Statesville officials held a town hall meeting on Tuesday evening to provide information about ongoing efforts to have the Garfield Street/Green Street Area designated as an historic district.

City Manager Ron Smith, who hosted the meeting in City Hall, announced that the city had been awarded $29,000 from the State of North Carolina to hire a consultant to conduct an architectural/cultural study of the Historically Black Neighborhood. The city will contribute $16,000 to the effort, which will guide the next steps and likely culminate with an application for the area to be designated a National Historic District.

City Manager Ron Smith discusses efforts to identify historically significant sites in the Garfield Street/Green Street area.

Smith said that the city council and mayor could appoint a committee to help guide the effort, which could eventually result in the placement of historic markers throughout the district and a monument at the Green Street Cemetery.

A ground-penetrating radar survey of the cemetery conducted earlier this year revealed 2,224 unmarked gravesites, many of which are believed to contain the remains of descendants of enslaved individuals. Volunteers have since placed metal markers at each of these gravesites.

Smith said that the cemetery project, which was coordinated by the Iredell County Public Library staff, is almost complete. The consultant has not turned in the final report, and the sign has not been erected at the cemetery. That work was funded by a $20,000 N.C. Humanities grant.

Matthew Pierce, assistant to the city manager, and city planner Marci Sigmon, both of whom have been involved in the effort, outlined the progress to date.
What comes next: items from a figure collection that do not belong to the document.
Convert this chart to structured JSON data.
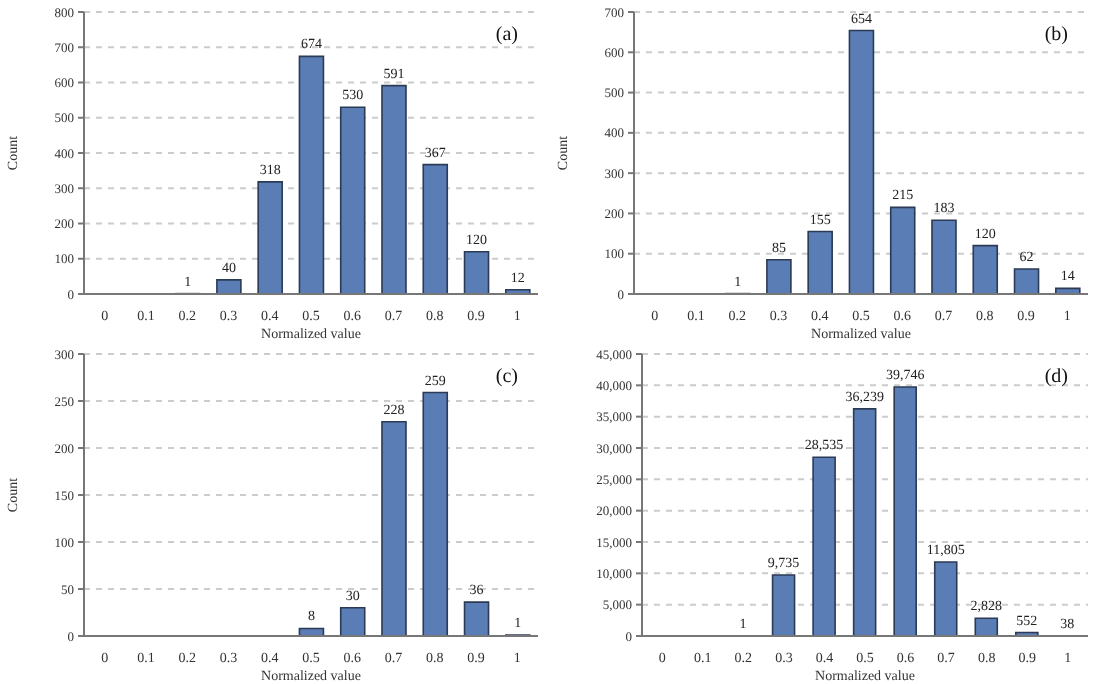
{
  "chart_data": [
    {
      "type": "bar",
      "annotations": [
        "(a)"
      ],
      "xlabel": "Normalized value",
      "ylabel": "Count",
      "categories": [
        "0",
        "0.1",
        "0.2",
        "0.3",
        "0.4",
        "0.5",
        "0.6",
        "0.7",
        "0.8",
        "0.9",
        "1"
      ],
      "values": [
        0,
        0,
        1,
        40,
        318,
        674,
        530,
        591,
        367,
        120,
        12
      ],
      "value_labels": [
        null,
        null,
        "1",
        "40",
        "318",
        "674",
        "530",
        "591",
        "367",
        "120",
        "12"
      ],
      "color": "#5b7db5",
      "ylim": [
        0,
        800
      ],
      "yticks": [
        0,
        100,
        200,
        300,
        400,
        500,
        600,
        700,
        800
      ],
      "grid": "y",
      "legend": false
    },
    {
      "type": "bar",
      "annotations": [
        "(b)"
      ],
      "xlabel": "Normalized value",
      "ylabel": "Count",
      "categories": [
        "0",
        "0.1",
        "0.2",
        "0.3",
        "0.4",
        "0.5",
        "0.6",
        "0.7",
        "0.8",
        "0.9",
        "1"
      ],
      "values": [
        0,
        0,
        1,
        85,
        155,
        654,
        215,
        183,
        120,
        62,
        14
      ],
      "value_labels": [
        null,
        null,
        "1",
        "85",
        "155",
        "654",
        "215",
        "183",
        "120",
        "62",
        "14"
      ],
      "color": "#5b7db5",
      "ylim": [
        0,
        700
      ],
      "yticks": [
        0,
        100,
        200,
        300,
        400,
        500,
        600,
        700
      ],
      "grid": "y",
      "legend": false
    },
    {
      "type": "bar",
      "annotations": [
        "(c)"
      ],
      "xlabel": "Normalized value",
      "ylabel": "Count",
      "categories": [
        "0",
        "0.1",
        "0.2",
        "0.3",
        "0.4",
        "0.5",
        "0.6",
        "0.7",
        "0.8",
        "0.9",
        "1"
      ],
      "values": [
        0,
        0,
        0,
        0,
        0,
        8,
        30,
        228,
        259,
        36,
        1
      ],
      "value_labels": [
        null,
        null,
        null,
        null,
        null,
        "8",
        "30",
        "228",
        "259",
        "36",
        "1"
      ],
      "color": "#5b7db5",
      "ylim": [
        0,
        300
      ],
      "yticks": [
        0,
        50,
        100,
        150,
        200,
        250,
        300
      ],
      "grid": "y",
      "legend": false
    },
    {
      "type": "bar",
      "annotations": [
        "(d)"
      ],
      "xlabel": "Normalized value",
      "categories": [
        "0",
        "0.1",
        "0.2",
        "0.3",
        "0.4",
        "0.5",
        "0.6",
        "0.7",
        "0.8",
        "0.9",
        "1"
      ],
      "values": [
        0,
        0,
        1,
        9735,
        28535,
        36239,
        39746,
        11805,
        2828,
        552,
        38
      ],
      "value_labels": [
        null,
        null,
        "1",
        "9,735",
        "28,535",
        "36,239",
        "39,746",
        "11,805",
        "2,828",
        "552",
        "38"
      ],
      "color": "#5b7db5",
      "ylim": [
        0,
        45000
      ],
      "yticks": [
        0,
        {
          "value": 5000,
          "label": "5,000"
        },
        {
          "value": 10000,
          "label": "10,000"
        },
        {
          "value": 15000,
          "label": "15,000"
        },
        {
          "value": 20000,
          "label": "20,000"
        },
        {
          "value": 25000,
          "label": "25,000"
        },
        {
          "value": 30000,
          "label": "30,000"
        },
        {
          "value": 35000,
          "label": "35,000"
        },
        {
          "value": 40000,
          "label": "40,000"
        },
        {
          "value": 45000,
          "label": "45,000"
        }
      ],
      "grid": "y",
      "legend": false
    }
  ]
}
Lisa Mozer and other community members requested the town hall meeting, which was also attended by Mayor Costi Kutteh and city council members Frederick Foster and Doris Allison, because of concerns they have over efforts to properly identify and conserve historically significant sites and buildings.

Mozer described the progress made during the past two years as “monumental,” but she asked that community members be more involved in future efforts.

“We want this Black Historic District to meet — for lack a of a better word — it’s potential,” she said.

The library staff, Mozer said, did not collaborate with local families whose ancestors are buried in the Green Street Cemetery. She asked that city staff not make the same mistakes.

“Let’s give this the respect it deserves,” she said. “Let’s not make mistakes because we want to be cheap or we have biases.”

The city manager said he could not speak for the library staff, but he said they did not intentionally set out to offend anyone.

“I think that they did (the survey) in good faith,” Smith said.

Historical sites in the area include:

♦ The former residence of Dr. and Mrs. Holliday at 241 Garfield Street;
♦ Mt. Pleasant AME Zion Church at 537 S. Center Street;
♦ The former site of Peterson & Magnum Funeral Home at 206 Garfield Street;
♦ Green Street Cemetery;
♦ The former site of Morningside School at 410 Garfield Street;
♦ The former site of Billingsley Academy; and
♦ The historic wooden bridge over the railroad tracks

Mayor Kutteh added that the city has had discussions about attempting to purchase property adjacent to the cemetery. That property is in disrepair and should be secured to keep it from further deteriorating, community members said.

Meanwhile, Barry Edwards, who serves on the Statesville Historic Commission, advised city officials and others interested in the project to visit the Dixonville Cemetery in Salisbury. That property has been preserved and improved as a result of efforts that raised more than $500,000 for conservation efforts, Edwards said.

Going forward, the city manager promised to keep community members informed about ongoing work, which includes several grant applications.

“We want you to know we are working on it and we’re thinking about it,” Smith said. “Everything in government takes time.”